A certain degree of urgency may have come to attend Teresa's miracle count. Normally the process of recognizing a saint takes decades or even centuries. But after Mother Teresa's death, Pope John Paul II waived a traditional five-year waiting period, initiating what some have called a "fast-track" canonization process. The first major step, the establishment of her "heroic virtue," proceeded quickly. However, verifiable reports of posthumous miracles have apparently been scarce. Teresa was beatified after the first one in 2003. But on Sep. 5 Teresa's successor, Sister Nirmala, told Agence France Presse that "We are waiting for a second miracle for sainthood to the Mother." The cure of Fr. Thomas, who had reportedly known Mother Teresa for 18 years before her death, occurred that day.

However minor this second miracle may seem, if validated it will probably prove less problematic than Teresa's first. In that case, an Indian woman named Monica Besra reported that she had prayed for the Mother's assistance and been cured of an abdominal tumor. However, members of Besra's medical staff and her husband maintained that her cure could have been brought about by the conventional medical treatment she was receiving. Besra has subsequently complained to the press that after Teresa's beatification the Missionaries abandoned her.

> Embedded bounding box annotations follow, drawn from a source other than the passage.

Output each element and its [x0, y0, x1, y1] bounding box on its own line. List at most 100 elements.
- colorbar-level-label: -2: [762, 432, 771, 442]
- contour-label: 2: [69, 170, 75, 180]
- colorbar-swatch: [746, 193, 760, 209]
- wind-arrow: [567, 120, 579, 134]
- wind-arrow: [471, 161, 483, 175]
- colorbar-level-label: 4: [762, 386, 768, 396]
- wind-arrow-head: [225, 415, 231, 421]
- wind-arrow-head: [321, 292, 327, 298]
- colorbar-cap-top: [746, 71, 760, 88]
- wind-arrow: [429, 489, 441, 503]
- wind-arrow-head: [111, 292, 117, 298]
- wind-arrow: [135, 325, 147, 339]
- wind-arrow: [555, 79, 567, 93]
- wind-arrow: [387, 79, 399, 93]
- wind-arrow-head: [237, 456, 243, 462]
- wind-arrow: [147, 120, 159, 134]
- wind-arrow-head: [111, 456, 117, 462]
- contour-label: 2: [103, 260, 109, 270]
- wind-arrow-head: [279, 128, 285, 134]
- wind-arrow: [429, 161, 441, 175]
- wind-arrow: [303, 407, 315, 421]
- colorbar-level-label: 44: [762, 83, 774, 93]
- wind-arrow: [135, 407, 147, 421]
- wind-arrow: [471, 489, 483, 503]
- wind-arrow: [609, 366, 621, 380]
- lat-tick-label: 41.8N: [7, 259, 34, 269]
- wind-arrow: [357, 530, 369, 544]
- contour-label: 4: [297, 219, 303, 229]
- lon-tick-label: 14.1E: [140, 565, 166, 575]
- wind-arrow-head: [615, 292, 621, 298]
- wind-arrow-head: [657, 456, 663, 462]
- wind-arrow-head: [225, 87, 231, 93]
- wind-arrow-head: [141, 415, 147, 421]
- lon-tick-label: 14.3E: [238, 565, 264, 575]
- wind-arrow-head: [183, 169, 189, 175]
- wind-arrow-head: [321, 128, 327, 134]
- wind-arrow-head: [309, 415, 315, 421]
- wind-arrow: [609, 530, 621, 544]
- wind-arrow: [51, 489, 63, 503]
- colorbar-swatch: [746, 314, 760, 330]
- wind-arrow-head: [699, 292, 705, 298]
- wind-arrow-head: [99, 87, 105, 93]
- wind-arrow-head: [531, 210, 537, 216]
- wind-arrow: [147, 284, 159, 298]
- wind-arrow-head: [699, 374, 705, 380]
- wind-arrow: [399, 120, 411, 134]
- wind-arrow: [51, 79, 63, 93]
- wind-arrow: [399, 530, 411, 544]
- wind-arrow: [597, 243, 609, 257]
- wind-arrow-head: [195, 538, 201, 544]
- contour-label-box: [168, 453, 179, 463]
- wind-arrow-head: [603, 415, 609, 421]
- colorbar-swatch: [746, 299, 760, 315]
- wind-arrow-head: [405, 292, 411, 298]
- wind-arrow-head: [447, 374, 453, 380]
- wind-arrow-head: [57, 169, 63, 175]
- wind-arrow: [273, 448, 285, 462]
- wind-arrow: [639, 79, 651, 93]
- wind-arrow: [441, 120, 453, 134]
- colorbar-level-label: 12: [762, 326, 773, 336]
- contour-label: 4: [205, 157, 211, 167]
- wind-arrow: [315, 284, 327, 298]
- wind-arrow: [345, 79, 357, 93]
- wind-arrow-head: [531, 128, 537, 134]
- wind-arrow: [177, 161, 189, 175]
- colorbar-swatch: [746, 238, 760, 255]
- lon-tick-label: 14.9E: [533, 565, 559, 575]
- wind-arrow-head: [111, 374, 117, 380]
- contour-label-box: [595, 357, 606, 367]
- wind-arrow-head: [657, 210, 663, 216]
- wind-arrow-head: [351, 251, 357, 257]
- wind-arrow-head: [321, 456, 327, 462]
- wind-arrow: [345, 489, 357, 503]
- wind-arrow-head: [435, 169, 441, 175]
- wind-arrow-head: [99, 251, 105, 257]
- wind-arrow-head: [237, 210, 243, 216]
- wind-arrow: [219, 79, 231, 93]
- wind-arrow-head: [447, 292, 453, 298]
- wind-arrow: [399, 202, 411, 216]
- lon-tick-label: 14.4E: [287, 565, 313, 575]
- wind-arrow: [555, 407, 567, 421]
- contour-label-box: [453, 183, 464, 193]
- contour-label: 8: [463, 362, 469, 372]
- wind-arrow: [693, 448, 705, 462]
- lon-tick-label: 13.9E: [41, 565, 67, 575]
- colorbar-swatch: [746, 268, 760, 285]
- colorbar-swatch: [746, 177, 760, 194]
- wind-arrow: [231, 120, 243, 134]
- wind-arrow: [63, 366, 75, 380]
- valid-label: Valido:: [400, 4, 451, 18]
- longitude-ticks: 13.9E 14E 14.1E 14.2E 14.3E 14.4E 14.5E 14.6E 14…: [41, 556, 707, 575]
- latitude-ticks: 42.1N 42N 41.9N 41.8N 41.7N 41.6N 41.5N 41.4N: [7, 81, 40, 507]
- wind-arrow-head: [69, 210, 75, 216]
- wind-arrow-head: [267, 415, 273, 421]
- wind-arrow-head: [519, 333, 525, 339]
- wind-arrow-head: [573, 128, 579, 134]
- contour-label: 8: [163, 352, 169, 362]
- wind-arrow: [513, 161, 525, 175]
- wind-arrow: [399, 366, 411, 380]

To be fair, not every historical miracle was earth-shaking or, for that matter, without controversy. Consider St. Antonio de Sant'Anna Galvao, whom Pope Benedict XVI canonized last December. Galvao, who died in 1822 (he was on the slow track) was a Franciscan monk in Sao Paolo who distributed "pills" that were actually folded bits of rice paper bearing the prayer: "After birth, the Virgin remained intact. Mother of God, intercede on our behalf." Believers swallowed them for various ailments. After Galvao's death, nuns in his monastery took up the pill production. According to England's Daily Telegraph, as his cause for sainthood began picking up steam, they were up to 10,000 pills a day. The Telegraph reported that the local hierarchy opposed the practice, and a senior archbishop commented that it "foster[s] suspicion." However, the Vatican was apparently satisfied.

Galvao's first posthumous cure was of kidney stones.